A month later, Regency moved to withdraw its request, telling the court “all members of two of the three groups of real parties in interest, plaintiffs and/or intervenors … resolved their dispute with relators and settled all of their claims pursuant to confidential settlements.”
The claims of the remaining party, SilverBow, were dismissed by the trial court via summary judgment after finding SilverBow brought suit too late, outside the two-year statute of limitations.
The fight to revive those claims meant the case would take a second trip to the Texas Supreme Court.
In June and August 2019, respectively, Energy Transfer and SilverBow each filed petitions for review with the state’s high court.
SilverBow argued at the early stage of the case that the record had no evidence establishing a definitive date for its legal injury and that the trial court and the court of appeals got it wrong by tossing its claims. It argued the date of its legal injury wasn’t when “one molecule of hydrogen sulfide” migrated into its lease space, as the lower courts found.
It urged the court to announce a new rule: “In a case of migrating contamination beneath the ground, a mineral lessee does not suffer a legal injury merely from the contamination crossing a lease border into the space associated with the lease, but rather from a substantial interference with the lessee’s ability to exercise its rights.”
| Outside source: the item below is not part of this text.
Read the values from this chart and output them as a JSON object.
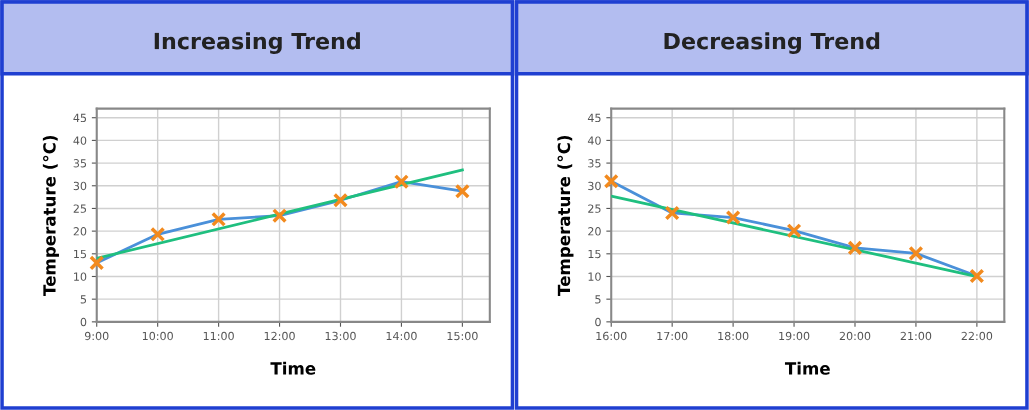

The Texas Supreme Court issued an opinion in May 2021 reviving SilverBow’s claims against Energy Transfer.
“Because the pleadings and evidence do not conclusively establish that [Energy Transfer’s] alleged wrongful conduct caused [SilverBow] to sustain a legal injury before Sept. 2, 2013, we conclude that [Energy Transfer] did not establish a right to summary judgment based on limitations,” the court said in rejecting the statute of limitations argument.
It was after that remand that AZA got involved with the case.
“We said we were taking responsibility by identifying the risk and doing the right thing by coming up with a plan that allowed minerals to still be produced out of this county,” Mensing told The Lawbook shortly after the February 2023 jury verdict. “We were the responsible ones, we worked through a problem. They, on the other hand, were treating it like someone else’s problem, even though they were the ones creating the risk.”
The case is currently pending before the Fourth Court of Appeals in San Antonio.
Cadena said the trial court victory was especially gratifying for another reason.
“The legal department doesn’t often bring in an inflow of cash — even if still in appeal — but protects the company through risk mitigation,” she said. “It was great to be on the other side!”